The November 9, 1972, launch of Telesat Canada’s Anik A1 satellite from Cape Kennedy, Florida, profoundly affected communications in the Northwest Territories. Anik (Inuktitut for ‘brother’) was the world’s first commercial, non-military communications satellite in a geostationary orbit. This type of orbit, 35,000 kilometres above the earth’s surface, meant the satellite remained stationary over a single point on the planet. A satellite dish pointed in the right direction would receive television and telephone signals to transmit into the Arctic communities.

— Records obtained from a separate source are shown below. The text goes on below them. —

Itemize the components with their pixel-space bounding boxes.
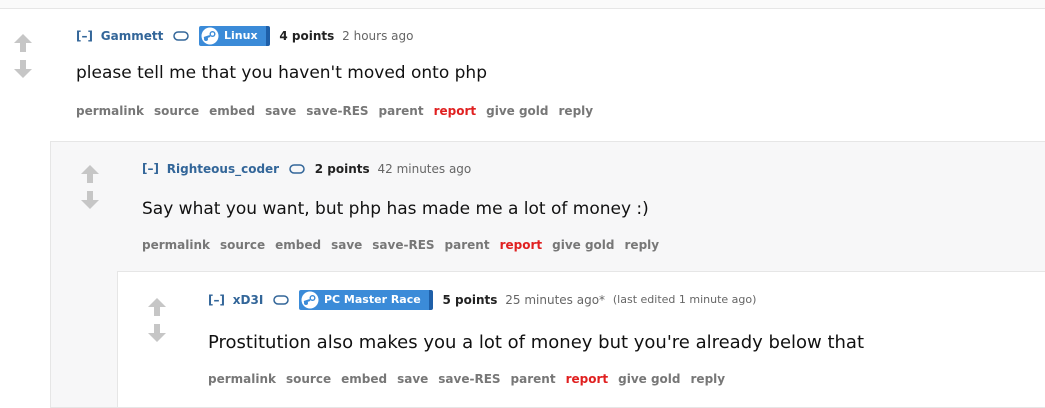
comment-body: please tell me that you haven't moved on… (76, 63, 487, 83)
score: 4 points (279, 29, 335, 43)
comment-actions: permalink source embed save save-RES parent re… (142, 238, 669, 252)
downvote-arrow-icon[interactable] (79, 189, 101, 211)
comment-actions: permalink source embed save save-RES parent re… (76, 104, 603, 118)
collapse-toggle[interactable]: [–] (142, 162, 159, 176)
author-link[interactable]: Gammett (101, 29, 164, 43)
page-top-border (0, 0, 1045, 9)
comment-tagline: [–] Gammett Linux 4 points 2 hours ago (76, 26, 413, 46)
timestamp: 42 minutes ago (377, 161, 472, 176)
embed-button[interactable]: embed (209, 104, 255, 118)
report-button[interactable]: report (566, 372, 609, 386)
author-link[interactable]: Righteous_coder (167, 162, 279, 176)
embed-button[interactable]: embed (341, 372, 387, 386)
timestamp: 25 minutes ago* (505, 293, 606, 307)
reply-button[interactable]: reply (691, 372, 726, 386)
save-button[interactable]: save (331, 238, 362, 252)
report-button[interactable]: report (500, 238, 543, 252)
permalink-button[interactable]: permalink (208, 372, 276, 386)
parent-button[interactable]: parent (379, 104, 424, 118)
flair-label: PC Master Race (323, 293, 421, 306)
report-button[interactable]: report (434, 104, 477, 118)
parent-button[interactable]: parent (511, 372, 556, 386)
permalink-button[interactable]: permalink (76, 104, 144, 118)
downvote-arrow-icon[interactable] (12, 58, 34, 80)
score: 2 points (314, 161, 370, 176)
user-flair: PC Master Race (298, 290, 433, 310)
steam-logo-icon (201, 27, 219, 45)
comment-tagline: [–] xD3I PC Master Race 5 points 25 minu… (208, 290, 756, 310)
source-button[interactable]: source (220, 238, 265, 252)
parent-button[interactable]: parent (445, 238, 490, 252)
vote-controls (79, 163, 101, 211)
collapse-toggle[interactable]: [–] (76, 29, 93, 43)
timestamp: 2 hours ago (342, 29, 414, 43)
source-button[interactable]: source (154, 104, 199, 118)
score: 5 points (442, 293, 498, 307)
author-link[interactable]: xD3I (233, 293, 264, 307)
upvote-arrow-icon[interactable] (79, 163, 101, 185)
source-button[interactable]: source (286, 372, 331, 386)
steam-logo-icon (301, 291, 319, 309)
comment-actions: permalink source embed save save-RES parent re… (208, 372, 735, 386)
flair-label: Linux (224, 29, 258, 42)
reply-button[interactable]: reply (559, 104, 594, 118)
vote-controls (12, 32, 34, 80)
save-button[interactable]: save (265, 104, 296, 118)
reply-button[interactable]: reply (625, 238, 660, 252)
downvote-arrow-icon[interactable] (146, 322, 168, 344)
user-flair: Linux (199, 26, 270, 46)
comment-body: Prostitution also makes you a lot of mon… (208, 332, 865, 353)
vote-controls (146, 296, 168, 344)
chat-bubble-icon[interactable] (289, 163, 305, 174)
edited-note: (last edited 1 minute ago) (612, 293, 757, 306)
embed-button[interactable]: embed (275, 238, 321, 252)
chat-bubble-icon[interactable] (173, 31, 189, 41)
give-gold-button[interactable]: give gold (552, 238, 614, 252)
comment-body: Say what you want, but php has made me a… (142, 199, 649, 219)
chat-bubble-icon[interactable] (273, 295, 289, 305)
upvote-arrow-icon[interactable] (12, 32, 34, 54)
give-gold-button[interactable]: give gold (486, 104, 548, 118)
upvote-arrow-icon[interactable] (146, 296, 168, 318)
give-gold-button[interactable]: give gold (618, 372, 680, 386)
save-button[interactable]: save (397, 372, 428, 386)
save-res-button[interactable]: save-RES (306, 104, 368, 118)
comment-tagline: [–] Righteous_coder 2 points 42 minutes … (142, 159, 471, 178)
save-res-button[interactable]: save-RES (438, 372, 500, 386)
collapse-toggle[interactable]: [–] (208, 293, 225, 307)
permalink-button[interactable]: permalink (142, 238, 210, 252)
save-res-button[interactable]: save-RES (372, 238, 434, 252)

Anik A1 brought the first live television broadcasts to many northern communities. Before Anik, the handful of north communities with television broadcast facilities had to rely on taped programs mailed from southern broadcast centres, rebroadcast from Yellowknife’s CBC studio, where the reception was often abysmal. Week-old hockey games and news programs long out-of-date were the norms in the north. The arrival of Anik not only brought current, up-to-date programming, but long-distance telephone services became reliable and much less dependent on atmospheric conditions for a clear signal.
After the launch, community-based satellite dishes appeared in remote northern towns and villages, and television signals were then re-broadcast locally. Anik A1 also meant that television programs produced in the north could be sent south, and 1978 saw the opening of the Northwest Territories’ first CBC television production facilities in Yellowknife.